Ideas for Childcare

by | Nov 19, 2019 | Kids

This post is part of a series from our Kids in CG workshop, which was all about helping families thrive in community group. You can find other posts and audio from that workshop by clicking here.

Two-list approach

When thinking about hosting families in community group, we recommend this two-list approach. You’ll likely need one solution from the first list to create a space in which the kids can engage with group separate from the majority of the adults in group. Ultimately this just differentiates conversation; the kids can talk about kid things, and the adults can talk about adult things. Your one solution from this list can also be a combination of multiple things.

The second list provides kid-friendly ideas for your group to help kids and their parents be more comfortable in your group. Pick as many of these as you like.
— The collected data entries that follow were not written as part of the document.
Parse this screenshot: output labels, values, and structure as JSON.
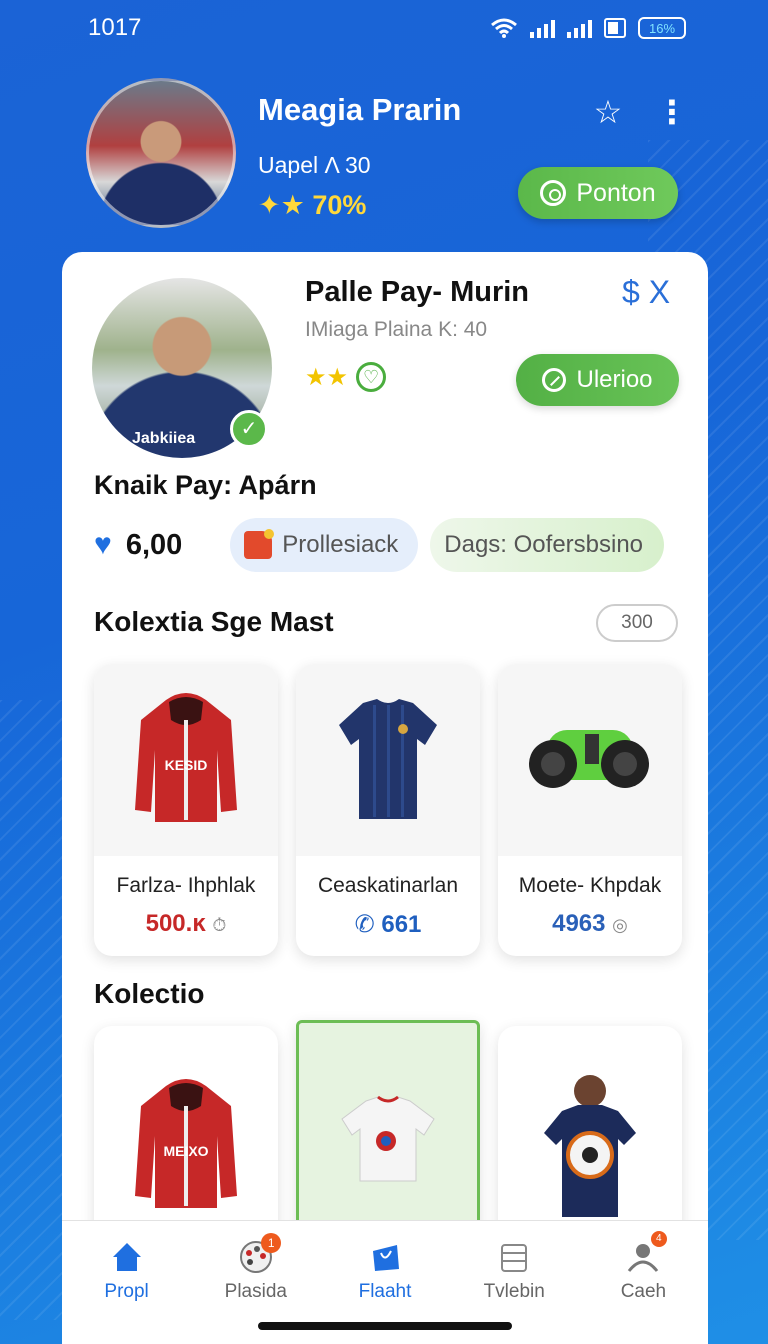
{
  "status_bar": {
    "time": "1017",
    "battery": "16%"
  },
  "header": {
    "name": "Meagia Prarin",
    "subtitle": "Uapel Λ 30",
    "rating": "✦★ 70%",
    "action_button": "Ponton"
  },
  "profile_card": {
    "name": "Palle Pay- Murin",
    "subtitle": "IMiaga Plaina K: 40",
    "top_right": "$ X",
    "action_button": "Ulerioo",
    "jersey_text": "Jabkiiea",
    "section_title": "Knaik Pay: Apárn",
    "likes": "6,00",
    "chip_one": "Prollesiack",
    "chip_two": "Dags: Oofersbsino"
  },
  "collection_one": {
    "title": "Kolextia Sge Mast",
    "count": "300",
    "items": [
      {
        "name": "Farlza- Ihphlak",
        "price": "500.ĸ",
        "price_color": "#c62828",
        "price_icon": "timer-icon",
        "image_text": "KESID"
      },
      {
        "name": "Ceaskatinarlan",
        "price": "661",
        "price_color": "#1f5fbf",
        "price_icon": "phone-icon"
      },
      {
        "name": "Moete- Khpdak",
        "price": "4963",
        "price_color": "#2a60b8",
        "price_icon": "coin-icon"
      }
    ]
  },
  "collection_two": {
    "title": "Kolectio",
    "items": [
      {
        "image_text": "MEIXO"
      },
      {
        "selected": true
      },
      {}
    ]
  },
  "bottom_nav": [
    {
      "label": "Propl",
      "icon": "home-icon",
      "active": true
    },
    {
      "label": "Plasida",
      "icon": "palette-icon",
      "badge": "1"
    },
    {
      "label": "Flaaht",
      "icon": "bag-icon",
      "active": true
    },
    {
      "label": "Tvlebin",
      "icon": "box-icon"
    },
    {
      "label": "Caeh",
      "icon": "person-icon",
      "badge": "4"
    }
  ],
  "colors": {
    "brand_blue": "#1b63d6",
    "accent_green": "#5bb84a",
    "accent_yellow": "#ffd83a"
  }
}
As you develop your overall strategy you’ll have a hard time getting by without something from list #1, but list #2 is what will help kids and parents enjoy time at your weekly group meetings.


1. Kid spaces

  • Have a rotation where 1-2 people from your group hang with the kids in a separate space from where the adults meet.
  • Hire a sitter and split the cost as a group.
  • Alter the rhythm of your meeting schedule. For example, in the 4 weeks of the month you can have everyone meet week 1, just the ladies meet week 2 while the guys watch the kids, everyone meet week 3, then just the guys meet while the ladies watch the kids. This is only one example of breaking up your rhythm; you can be very creative with this one by altering who is there or where, when, and how you meet.
  • If two members of your group live near one another, consider hosting the adults at one house and the kids at another.

2. Kid-friendly

  • Move the time of your group up to accommodate for bedtimes.
  • Move your group meeting to a different day, maybe even a weekend afternoon, to accommodate for bedtimes, naps, or family rhythms.
  • Make your group time more regimented so parents can plan for their kid’s schedules. Start on time, end on time, and maybe even consider doing a shorter, more concentrated weekly meeting (this will succeed best when combined with the next solution).
  • Provide time outside of the regular weekly meeting for adults and kids (or just adults or just kids) to spend time together. For most families, time outside formal meeting is even more important than for singles or couples without kids.
  • Consider meeting at the home of someone with kids to make sure you meet in a childproofed setting. Be sure to have kid friendly spaces for families:
    • Does a family need a pack and play? Don’t make them lug their own there if you can help it.
    • Are toys/books available for kids to help them spend their time at group?
    • Make sure breakable/harmful objects are up and out of the way. Don’t lure a child in with your prized coffee brewer or your $45 anthropology candle.
    • Snacks if necessary (don’t have them out if the kids can’t have them).
    • Make sure there’s a place for changing and feeding where parents feel comfortable.
  • What house or meeting space would be really enjoyable for kids? Who has an awesome backyard, who lives near a park, or has other kids with toys to play with.
  • Consider how you can give kids their own community in your group. Coming regularly to the weekly meeting, having time to interact with the adults of group, and making time outside the regular meeting with other kid-aged group members are some ways to do this.